I peered into the darkness of Mr. Belmont’s huge backyard, scrutinized the uneven footpath, then gaped at the glimmering, wind-rippled water, which was otherwise undisturbed. I stood, wishing someone real would walk by; I kept seeing the bony man in my mind. Even without my glasses on, I had seen the too-sharp elbows, the sagging pectorals and the ribs beneath them.

The hell if I was going to walk around the lake; I wanted to be home in bed with my wife. If I could get there safely, I could open a book and distract myself and things would make more sense in the morning. I pivoted and started running. Yes, running.

Feeling the jounce of my love-handles, I stared at my white, clunky shoes and tried to ignore the rising notion that I was being followed. I focused instead on remaining upright. No broken legs. No skinned knees. But I didn’t want to break my face either. Forcing my eyes upward, I halted in three, jarring steps.

Breathing heavily, I couldn’t help reaching down for my knees. A dark mass rose up from the ground on the side of the path nearest the lakeside and stood erect. The thin man was pale and dense and shadowed. What I could see of his face was made of hard lines.

My chest heaved. The phone dug into my right inner thigh. A few of the hairs on my head were standing; and I realized that the wind had died out and that the atmosphere had gained a charge. A cluster of white sparks appeared above one of the man’s bony shoulders and then blinked out. Then he waved a slow goodbye and strode off into the trees.

Even if I’d had my breath and I’d known exactly what to say, my fear would have kept my mouth closed. I listened to the steadily paced footfalls until they stopped, a fair distance off.

I became aware of an acrid odor, which intensified and then weakened as the charge in the air began to disperse. I imagined the man there and then gone like the sparks above his shoulder. I crept forward, wide eyes darting about, buzzing with apprehension but almost certain I was alone. As I neared the spot where the man had been crouching, my eyes fell to a small wooden box.

I stared at the box for a long time, rubbing my thumb in circles around the tip of my forefinger. I nudged it with the toe of my shoe. Finally I reached down and plucked it up. It fit perfectly in the palm of my hand and the wood was rough, dry, unfinished. It appeared to be a hollowed-out block with a fitted lid of a darker wood. The word “Remember” had been scratched deeply into the lid.

Oddly unconcerned that the strange man might leap from the trees and slit my throat, I looked at the lake and I heard a tiny scratching sound from within the box. Startled, I almost dropped the thing. But then a strong and detailed memory seemed to unfold inside my mind.

I remembered being very young and sitting in the dirt with my grandfather. The baited hooks of our fishing-lines had been weighted and submerged and the moon was shining whole on the flat, black plain. I had asked the strong, wiry man with the greying buzz-cut what he thought was in the water when no one was looking. He gave a one-word reply delivered with a grunt. “Fish,” he said.

But I had noticed as I stood to run a finger along the tight, gleaming fishing-line the quick glance he had given me. When I tried to flesh out the memory, the box shifted in my hand. I dropped it. But I didn’t see it fall.
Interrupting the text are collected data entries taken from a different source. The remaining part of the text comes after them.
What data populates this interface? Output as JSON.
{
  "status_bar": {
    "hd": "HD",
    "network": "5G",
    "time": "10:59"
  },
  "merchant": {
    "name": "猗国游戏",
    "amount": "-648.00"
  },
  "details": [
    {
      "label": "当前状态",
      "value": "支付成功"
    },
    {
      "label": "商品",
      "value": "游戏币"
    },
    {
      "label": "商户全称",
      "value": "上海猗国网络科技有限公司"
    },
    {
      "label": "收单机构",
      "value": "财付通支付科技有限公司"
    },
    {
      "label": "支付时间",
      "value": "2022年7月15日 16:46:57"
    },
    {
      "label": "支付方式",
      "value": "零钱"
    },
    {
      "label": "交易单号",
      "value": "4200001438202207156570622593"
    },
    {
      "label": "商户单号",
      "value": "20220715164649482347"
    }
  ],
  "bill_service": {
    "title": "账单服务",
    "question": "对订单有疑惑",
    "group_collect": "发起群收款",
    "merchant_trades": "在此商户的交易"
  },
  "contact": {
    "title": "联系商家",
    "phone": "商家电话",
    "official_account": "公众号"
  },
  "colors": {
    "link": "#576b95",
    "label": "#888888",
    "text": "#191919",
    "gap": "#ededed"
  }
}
Because I was there. Then. Seeing through the boy’s eyes. My eyes. Studying an ant making its way across the expanse of his hand, his palm dry, resting against the hard earth. Irritated by the itchy seam on the inside of the dirty sock on his right foot. Shaking off the ant and peering out at the dark mirror of the water. Breathing. Breathing in some earthy, wormy sweetness. Enjoying the slight chill in the air and the thrill of the liquid mystery so close to him.

Thoughts of Tom Sawyer. Memories. Catching a pop fly in the outfield and wishing he had some Dad as witness, while thankful for his grandfather’s roar of approval. Delving into his pensive nature. Grasping at a single question. Getting to his feet. Grinding his shoe into the ground in an attempt to calm his itching foot. Approaching the fishing poles. Reaching out.

But the next thing I witnessed the boy did not. As he turned toward his surrogate father — the silver hair, the wide, clear eyes, the strong hands and muscled arms — I glimpsed, just beneath the surface of the water, the thin man, waving goodbye and walking away.

“Grandpa, what’s in the water when no one’s around?”

I blinked as the world appeared around me, and I wished I could have heard my grandfather’s voice one more time. I held the box. The wind blew, pushing me homeward. I glanced down as I almost tripped onto the cracked and pitted sidewalk. The cold had worked into my fingertips. I stopped.

I turned and eyed the moonlit path, knowing I could leave the box where I stood. I could busy myself. Minimize. Rationalize. Realize I’d been mistaken. But I couldn’t. What had happened to me had happened. And, as I recalled all that had transpired, I doubted that the thin man had meant any harm. I trotted home, clutching the box.

* * *

Three sweltering days later, I opened the box. By then I felt I had regained my senses and had expected to find a locust or a katydid or a praying mantis. But it was empty. I fingered its gouged sides and bottom but it was only wood. I replaced the desiccated lid and waited.

Occasionally when the lid was attached, the little box moved a bit and I heard that faint scratching within, but nothing as wonderful and as breathtaking as my memory-trip reoccurred. Once, while the box was “talking,” I grabbed it up and shook it. Whatever it was rattled inside, but intermittently, as if the thing were there and gone.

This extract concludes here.